Wir haben für den Entwurf erfolgreich praktizierte Modelle anderer,
auch hessischer Städte zugrundegelegt. Einige Punkte bedürfen
(nicht zuletzt da wir keine JuristInnen sind) einer vertiefenden Verhandlung,
z.B. die Frage nach der Haftung: Für das Projekt war Kulturarbeit
stets ein zentrales Standbein. Dadurch und durch Einbeziehung der
AnwohnerInnen in die Nutzung ist der Platz eine halböffentliche, parkähnliche
Fläche. Der Verein sieht sich außerstande, für im Zusammenhang
mit Veranstaltungen oder auch nur Spaziergängen von BesucherInnen
entstehende Unfälle zu haften. Bezüglich der Haftungsvereinbarungen
können daher andere Modelle diskutiert werden. K18 kann beispielsweise
den studentischen Projektstatus behalten und über die Versicherungen
der GhK abgedeckt bleiben. Als andere Möglichkeit kann das Projekt
dem AStA angeschlossen werden, wie es mit Zustimmung der GhK bereits bei
dem studentischen Café Desasta oder Kindergruppe NORA realisiert
wurde (dadurch fiele der GhK auch die Begründung dieser Nutzung gegenüber
dem Land Hessen und dem Staatsbauamt leichter). Im Vertragsentwurf haben
wir zunächst die Variante mit dem Verein als Nutzer der Fläche
durchgespielt.
In dem Vertrag bleibt ebenfalls noch nicht berücksichtigt, wie
die für das Restgelände geplanten Bauarbeiten durchführbar
bleiben. Dazu halten wir konkrete, unmittelbare Verhandlungen mit der GhK,
dem Staatsbauamt, der Bauleitung Latz und Riehl und der ausführenden
Firma Spohr für unerläßlich.
Der Wagenplatz K18 versteht sich als Selbsthilfe-Projekt. Daher wollen
wir anfallende Arbeiten möglichst wenig kostenintensiv in Eigenleistung
erbringen. Auch dieser Aspekt kann in Vertragsverhandlungen vertieft werden.
Die Hochschulleitung hat den BewohnerInnen eine Frist bis Montag dem
20.10., 12.00 Uhr gegeben. Bis dahin soll die Stadt über die von Herrn
Brinckmann, Herr Gädeke und Herr Schröder gegenüber AStA
und StuPa gestellten Bedingungen beraten und der GhK ein positives Signal
übermittelt haben, damit weitere Verhandlungen Perspektive haben.
Um vertiefende Gespräche zu führen ist dieser Termin zu kurzfristig.

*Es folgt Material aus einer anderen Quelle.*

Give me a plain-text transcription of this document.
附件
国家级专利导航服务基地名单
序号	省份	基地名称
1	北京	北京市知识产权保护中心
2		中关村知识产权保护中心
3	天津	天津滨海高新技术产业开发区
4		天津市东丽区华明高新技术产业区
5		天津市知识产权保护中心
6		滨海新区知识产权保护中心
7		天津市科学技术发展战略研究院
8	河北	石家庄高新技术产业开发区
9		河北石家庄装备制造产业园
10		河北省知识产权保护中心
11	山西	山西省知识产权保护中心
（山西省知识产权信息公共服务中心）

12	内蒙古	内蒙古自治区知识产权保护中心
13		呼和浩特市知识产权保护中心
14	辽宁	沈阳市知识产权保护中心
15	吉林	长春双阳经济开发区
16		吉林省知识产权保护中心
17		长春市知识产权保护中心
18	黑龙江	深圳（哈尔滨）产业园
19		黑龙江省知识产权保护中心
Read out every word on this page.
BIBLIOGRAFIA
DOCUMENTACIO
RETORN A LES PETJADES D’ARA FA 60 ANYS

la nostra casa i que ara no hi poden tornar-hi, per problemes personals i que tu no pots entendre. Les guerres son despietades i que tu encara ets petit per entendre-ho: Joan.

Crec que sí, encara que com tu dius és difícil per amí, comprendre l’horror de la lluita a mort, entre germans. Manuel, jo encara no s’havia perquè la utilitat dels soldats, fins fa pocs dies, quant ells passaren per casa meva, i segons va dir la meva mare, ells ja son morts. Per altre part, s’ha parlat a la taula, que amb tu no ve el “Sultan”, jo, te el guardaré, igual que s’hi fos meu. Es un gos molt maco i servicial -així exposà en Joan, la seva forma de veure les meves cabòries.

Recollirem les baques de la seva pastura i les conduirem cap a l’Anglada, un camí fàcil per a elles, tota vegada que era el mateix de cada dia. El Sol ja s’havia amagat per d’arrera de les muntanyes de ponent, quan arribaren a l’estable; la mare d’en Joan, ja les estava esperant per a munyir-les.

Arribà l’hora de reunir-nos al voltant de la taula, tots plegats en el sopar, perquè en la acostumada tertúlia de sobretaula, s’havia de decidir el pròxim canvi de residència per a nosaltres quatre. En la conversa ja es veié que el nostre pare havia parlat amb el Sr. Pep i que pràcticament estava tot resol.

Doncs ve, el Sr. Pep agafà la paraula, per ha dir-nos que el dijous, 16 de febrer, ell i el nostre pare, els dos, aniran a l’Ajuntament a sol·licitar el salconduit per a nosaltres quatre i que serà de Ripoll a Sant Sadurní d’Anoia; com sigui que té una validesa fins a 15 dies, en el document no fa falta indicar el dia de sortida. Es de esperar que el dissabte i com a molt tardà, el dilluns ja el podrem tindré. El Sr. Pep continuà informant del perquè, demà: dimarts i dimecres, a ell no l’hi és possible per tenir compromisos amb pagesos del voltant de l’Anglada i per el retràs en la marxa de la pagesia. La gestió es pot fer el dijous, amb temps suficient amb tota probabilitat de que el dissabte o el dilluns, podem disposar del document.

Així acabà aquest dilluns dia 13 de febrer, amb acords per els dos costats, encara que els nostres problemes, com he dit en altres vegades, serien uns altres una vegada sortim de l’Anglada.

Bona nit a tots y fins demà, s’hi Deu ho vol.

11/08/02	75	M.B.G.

Wir halten es daher für notwendig, daß unmittelbar nach einer
positiven Entscheidung der Stadt ein Runder Tisch mit VertreterInnen der
GhK, der Stadt und K18 eingerichtet wird, der die vertragliche Struktur
und dessen Umsetzung diskutiert. Um den konkreten Vertragsverhandlungen
den Zeitdruck zu nehmen könnte die Stadt versuchen, auf die GhK hinsichtlich
eines Aufschubs des Baubeginns einzuwirken.
In der Anlage erhalten Sie einen Vertragsentwurf unsererseits. Kopien
bereits in anderen Städten realisierter Verträge reichen wir
wegen deren erheblichen Umfang nach. Wir hoffen auf eine baldige, positive
Entscheidung und damit auf eine alle Seiten zufriedenstellende Lösung.